The latest model from the company, which is labeled as the “Tesla of buses” and plans to go public this year, can get up to 350 miles on one charge.
Popple is obviously bullish on the electric bus market in the U.S., but notes how the lack of players creates limited competition. That in turn may cause the electrification to occur at a relatively slow pace. “Tesla didn’t want to be the only electric car company [and] we don’t want to be the only electric bus company,” he said.
No range anxiety
City buses that run on electricity typically travel on the same routes every day, making it easier to decide on location of charging stations. This leads to less “range anxiety” that regular motorists might have to contend with when traveling long distances.

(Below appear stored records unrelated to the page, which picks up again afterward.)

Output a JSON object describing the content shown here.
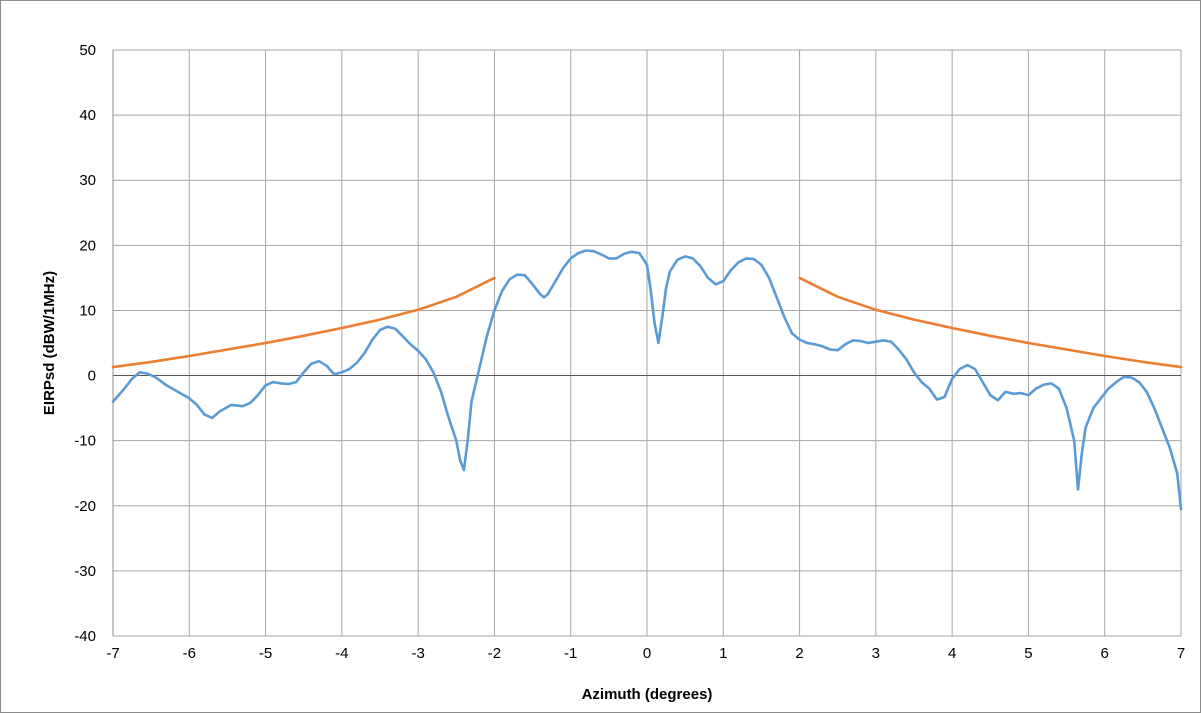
{
  "chart_data": {
    "type": "line",
    "title": "",
    "xlabel": "Azimuth (degrees)",
    "ylabel": "EIRPsd (dBW/1MHz)",
    "xlim": [
      -7,
      7
    ],
    "ylim": [
      -40,
      50
    ],
    "xticks": [
      -7,
      -6,
      -5,
      -4,
      -3,
      -2,
      -1,
      0,
      1,
      2,
      3,
      4,
      5,
      6,
      7
    ],
    "yticks": [
      -40,
      -30,
      -20,
      -10,
      0,
      10,
      20,
      30,
      40,
      50
    ],
    "grid": true,
    "legend": "none",
    "colors": {
      "measured": "#5b9bd5",
      "mask": "#ed7d31",
      "grid": "#a6a6a6"
    },
    "series": [
      {
        "role": "measured",
        "color": "#5b9bd5",
        "points": [
          [
            -7.0,
            -4.0
          ],
          [
            -6.85,
            -2.0
          ],
          [
            -6.75,
            -0.5
          ],
          [
            -6.65,
            0.5
          ],
          [
            -6.55,
            0.3
          ],
          [
            -6.45,
            -0.2
          ],
          [
            -6.3,
            -1.5
          ],
          [
            -6.15,
            -2.5
          ],
          [
            -6.0,
            -3.5
          ],
          [
            -5.9,
            -4.5
          ],
          [
            -5.8,
            -6.0
          ],
          [
            -5.7,
            -6.5
          ],
          [
            -5.6,
            -5.5
          ],
          [
            -5.45,
            -4.5
          ],
          [
            -5.3,
            -4.7
          ],
          [
            -5.2,
            -4.2
          ],
          [
            -5.1,
            -3.0
          ],
          [
            -5.0,
            -1.5
          ],
          [
            -4.9,
            -1.0
          ],
          [
            -4.8,
            -1.2
          ],
          [
            -4.7,
            -1.3
          ],
          [
            -4.6,
            -1.0
          ],
          [
            -4.5,
            0.5
          ],
          [
            -4.4,
            1.8
          ],
          [
            -4.3,
            2.2
          ],
          [
            -4.2,
            1.5
          ],
          [
            -4.1,
            0.2
          ],
          [
            -4.0,
            0.5
          ],
          [
            -3.9,
            1.0
          ],
          [
            -3.8,
            2.0
          ],
          [
            -3.7,
            3.5
          ],
          [
            -3.6,
            5.5
          ],
          [
            -3.5,
            7.0
          ],
          [
            -3.4,
            7.5
          ],
          [
            -3.3,
            7.2
          ],
          [
            -3.2,
            6.0
          ],
          [
            -3.1,
            4.8
          ],
          [
            -3.0,
            3.8
          ],
          [
            -2.9,
            2.5
          ],
          [
            -2.8,
            0.5
          ],
          [
            -2.7,
            -2.5
          ],
          [
            -2.6,
            -6.5
          ],
          [
            -2.5,
            -10.0
          ],
          [
            -2.45,
            -13.0
          ],
          [
            -2.4,
            -14.5
          ],
          [
            -2.35,
            -10.0
          ],
          [
            -2.3,
            -4.0
          ],
          [
            -2.2,
            1.0
          ],
          [
            -2.1,
            6.0
          ],
          [
            -2.0,
            10.0
          ],
          [
            -1.9,
            13.0
          ],
          [
            -1.8,
            14.8
          ],
          [
            -1.7,
            15.5
          ],
          [
            -1.6,
            15.4
          ],
          [
            -1.5,
            14.0
          ],
          [
            -1.4,
            12.5
          ],
          [
            -1.35,
            12.0
          ],
          [
            -1.3,
            12.5
          ],
          [
            -1.2,
            14.5
          ],
          [
            -1.1,
            16.5
          ],
          [
            -1.0,
            18.0
          ],
          [
            -0.9,
            18.8
          ],
          [
            -0.8,
            19.2
          ],
          [
            -0.7,
            19.1
          ],
          [
            -0.6,
            18.6
          ],
          [
            -0.5,
            18.0
          ],
          [
            -0.4,
            18.0
          ],
          [
            -0.3,
            18.7
          ],
          [
            -0.2,
            19.0
          ],
          [
            -0.1,
            18.8
          ],
          [
            0.0,
            17.0
          ],
          [
            0.05,
            13.0
          ],
          [
            0.1,
            8.0
          ],
          [
            0.15,
            5.0
          ],
          [
            0.2,
            9.0
          ],
          [
            0.25,
            13.5
          ],
          [
            0.3,
            16.0
          ],
          [
            0.4,
            17.8
          ],
          [
            0.5,
            18.3
          ],
          [
            0.6,
            18.0
          ],
          [
            0.7,
            16.8
          ],
          [
            0.8,
            15.0
          ],
          [
            0.9,
            14.0
          ],
          [
            1.0,
            14.5
          ],
          [
            1.1,
            16.2
          ],
          [
            1.2,
            17.4
          ],
          [
            1.3,
            18.0
          ],
          [
            1.4,
            17.9
          ],
          [
            1.5,
            17.0
          ],
          [
            1.6,
            15.0
          ],
          [
            1.7,
            12.0
          ],
          [
            1.8,
            9.0
          ],
          [
            1.9,
            6.5
          ],
          [
            2.0,
            5.5
          ],
          [
            2.1,
            5.0
          ],
          [
            2.2,
            4.8
          ],
          [
            2.3,
            4.5
          ],
          [
            2.4,
            4.0
          ],
          [
            2.5,
            3.9
          ],
          [
            2.6,
            4.8
          ],
          [
            2.7,
            5.4
          ],
          [
            2.8,
            5.3
          ],
          [
            2.9,
            5.0
          ],
          [
            3.0,
            5.2
          ],
          [
            3.1,
            5.4
          ],
          [
            3.2,
            5.2
          ],
          [
            3.3,
            4.0
          ],
          [
            3.4,
            2.5
          ],
          [
            3.5,
            0.5
          ],
          [
            3.6,
            -1.0
          ],
          [
            3.7,
            -2.0
          ],
          [
            3.8,
            -3.7
          ],
          [
            3.9,
            -3.3
          ],
          [
            4.0,
            -0.5
          ],
          [
            4.1,
            1.0
          ],
          [
            4.2,
            1.6
          ],
          [
            4.3,
            1.0
          ],
          [
            4.4,
            -1.0
          ],
          [
            4.5,
            -3.0
          ],
          [
            4.6,
            -3.8
          ],
          [
            4.7,
            -2.5
          ],
          [
            4.8,
            -2.8
          ],
          [
            4.9,
            -2.7
          ],
          [
            5.0,
            -3.0
          ],
          [
            5.1,
            -2.0
          ],
          [
            5.2,
            -1.4
          ],
          [
            5.3,
            -1.2
          ],
          [
            5.4,
            -2.0
          ],
          [
            5.5,
            -5.0
          ],
          [
            5.6,
            -10.0
          ],
          [
            5.65,
            -17.5
          ],
          [
            5.7,
            -12.0
          ],
          [
            5.75,
            -8.0
          ],
          [
            5.85,
            -5.0
          ],
          [
            5.95,
            -3.5
          ],
          [
            6.05,
            -2.0
          ],
          [
            6.15,
            -1.0
          ],
          [
            6.25,
            -0.2
          ],
          [
            6.35,
            -0.3
          ],
          [
            6.45,
            -1.0
          ],
          [
            6.55,
            -2.5
          ],
          [
            6.65,
            -5.0
          ],
          [
            6.75,
            -8.0
          ],
          [
            6.85,
            -11.0
          ],
          [
            6.95,
            -15.0
          ],
          [
            7.0,
            -20.5
          ]
        ]
      },
      {
        "role": "mask",
        "color": "#ed7d31",
        "points": [
          [
            -7.0,
            1.3
          ],
          [
            -6.5,
            2.1
          ],
          [
            -6.0,
            3.0
          ],
          [
            -5.5,
            4.0
          ],
          [
            -5.0,
            5.0
          ],
          [
            -4.5,
            6.1
          ],
          [
            -4.0,
            7.3
          ],
          [
            -3.5,
            8.6
          ],
          [
            -3.0,
            10.1
          ],
          [
            -2.5,
            12.1
          ],
          [
            -2.0,
            15.0
          ]
        ]
      },
      {
        "role": "mask",
        "color": "#ed7d31",
        "points": [
          [
            2.0,
            15.0
          ],
          [
            2.5,
            12.1
          ],
          [
            3.0,
            10.1
          ],
          [
            3.5,
            8.6
          ],
          [
            4.0,
            7.3
          ],
          [
            4.5,
            6.1
          ],
          [
            5.0,
            5.0
          ],
          [
            5.5,
            4.0
          ],
          [
            6.0,
            3.0
          ],
          [
            6.5,
            2.1
          ],
          [
            7.0,
            1.3
          ]
        ]
      }
    ]
  }
}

Foreign companies are seeking to capture market share in the U.S. as the demand grows for electric buses here. For instance, New Flyer, based in Winnipeg, is one large player. Meanwhile, BYD Auto, a China-based company, has successfully marketed its vehicles to public transit agencies in California, and says its vehicles for 2018 will have a range of 160 miles. California is so far leading in the U.S. in efforts to incorporate buses in city fleets, due to its aggressive emissions goals. As of August of last year, the state had more than 20 electric bus fleets in operation. Despite greater use of electric or plug-in hybrid vehicles, along with increased consumption of CNG and biodiesel, about half of the country’s bus fleet still runs on diesel, according to 2015 estimates.
Against this backdrop, there is no doubt a lot of upside for electric buses. Given the push among cities to reduce emissions and the impetus to lower costs for fuel, the electrification of the bus fleet is set continue, even if the U.S. may take a while to catch other economies, most notably China. “Every major city with the exception of a few laggards is implementing an EV transit strategy,” said Proterra’s Popple.